In the exhibition Unsettled Ground: Art and Environment from the Smart Museum Collection, a large wooden box sits upon a pedestal. The box is open at the top and has three rectangular openings on three of its four sides. Its interior is covered from edge to edge in stoneware tiles that boast a wide variety of textures, shapes, glazes, and subtle colors (fig. 1). The ceramic has been pinched, pulled, and pressed into mounds, pits, and ridges that undulate across its surfaces, which are rendered in earthen tones ranging from ivory to sand, ochre, umber, and a surprising turquoise. Shifting focus back to the exterior, a name appears written in large capital letters along the base: RUTH DUCKWORTH.

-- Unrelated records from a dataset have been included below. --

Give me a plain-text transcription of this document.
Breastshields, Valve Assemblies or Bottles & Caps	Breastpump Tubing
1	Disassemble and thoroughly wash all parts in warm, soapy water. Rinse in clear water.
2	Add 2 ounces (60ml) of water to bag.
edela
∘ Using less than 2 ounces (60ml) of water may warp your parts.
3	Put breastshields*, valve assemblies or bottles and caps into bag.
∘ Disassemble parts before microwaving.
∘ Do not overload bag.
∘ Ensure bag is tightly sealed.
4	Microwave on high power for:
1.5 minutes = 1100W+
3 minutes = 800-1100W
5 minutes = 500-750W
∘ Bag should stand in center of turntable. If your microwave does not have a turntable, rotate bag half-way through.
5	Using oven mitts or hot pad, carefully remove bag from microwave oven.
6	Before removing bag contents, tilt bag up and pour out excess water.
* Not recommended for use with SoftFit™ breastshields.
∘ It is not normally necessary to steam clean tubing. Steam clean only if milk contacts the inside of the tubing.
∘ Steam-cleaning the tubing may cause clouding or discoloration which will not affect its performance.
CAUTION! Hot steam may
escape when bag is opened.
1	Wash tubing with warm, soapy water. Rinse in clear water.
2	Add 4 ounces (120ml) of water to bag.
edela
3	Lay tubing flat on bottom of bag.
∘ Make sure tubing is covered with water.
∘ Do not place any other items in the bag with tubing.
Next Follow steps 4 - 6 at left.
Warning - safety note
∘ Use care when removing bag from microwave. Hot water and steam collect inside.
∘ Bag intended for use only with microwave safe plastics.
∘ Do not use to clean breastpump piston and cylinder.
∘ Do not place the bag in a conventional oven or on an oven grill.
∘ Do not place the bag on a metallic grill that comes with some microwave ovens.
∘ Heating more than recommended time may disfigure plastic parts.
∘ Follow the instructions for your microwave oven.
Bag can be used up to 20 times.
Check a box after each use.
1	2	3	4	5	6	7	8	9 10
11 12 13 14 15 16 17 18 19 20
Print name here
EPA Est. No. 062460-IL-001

Fig. 1. Ruth Duckworth, Maquette for “Earth, Water, Sky.” 1968–1969, glazed stoneware and wood. Gift of Mrs. Leonard Horwich, Smart Museum of Art, The University of Chicago, 1987.6. Photograph by Jack Schneider.

Why did Duckworth create this curious object? Visual analysis alone does not reveal its purpose. The object’s title—Maquette for “Earth, Water, and Sky”—reveals that what we are looking at is a maquette, or architectural study that ceramicist Ruth Duckworth (b. Hamburg, 1919-2009) made for her 400-square foot mural Earth, Water, Sky located in the Henry Hinds Laboratory for Geophysical Sciences (fig. 2).[2] The mural covers all four walls of the building’s foyer and, unlike the maquette, extends across the ceiling incorporating ceramic light fixtures designed by the artist. Also unlike the maquette, Duckworth’s immersive stoneware mural envelops its viewers, integrating them into its holistic depiction of nature.

In the published literature on Earth, Water, Sky, Duckworth never explicitly stated what, if anything, she hoped viewers would experience while visiting the artwork. In order to better understand her project, this essay considers the circumstances of the mural’s commission and the materials she referenced while developing it alongside the artist’s writings and cultural context in order to show how her specific understanding of the world was informed by and took form as Earth, Water, Sky.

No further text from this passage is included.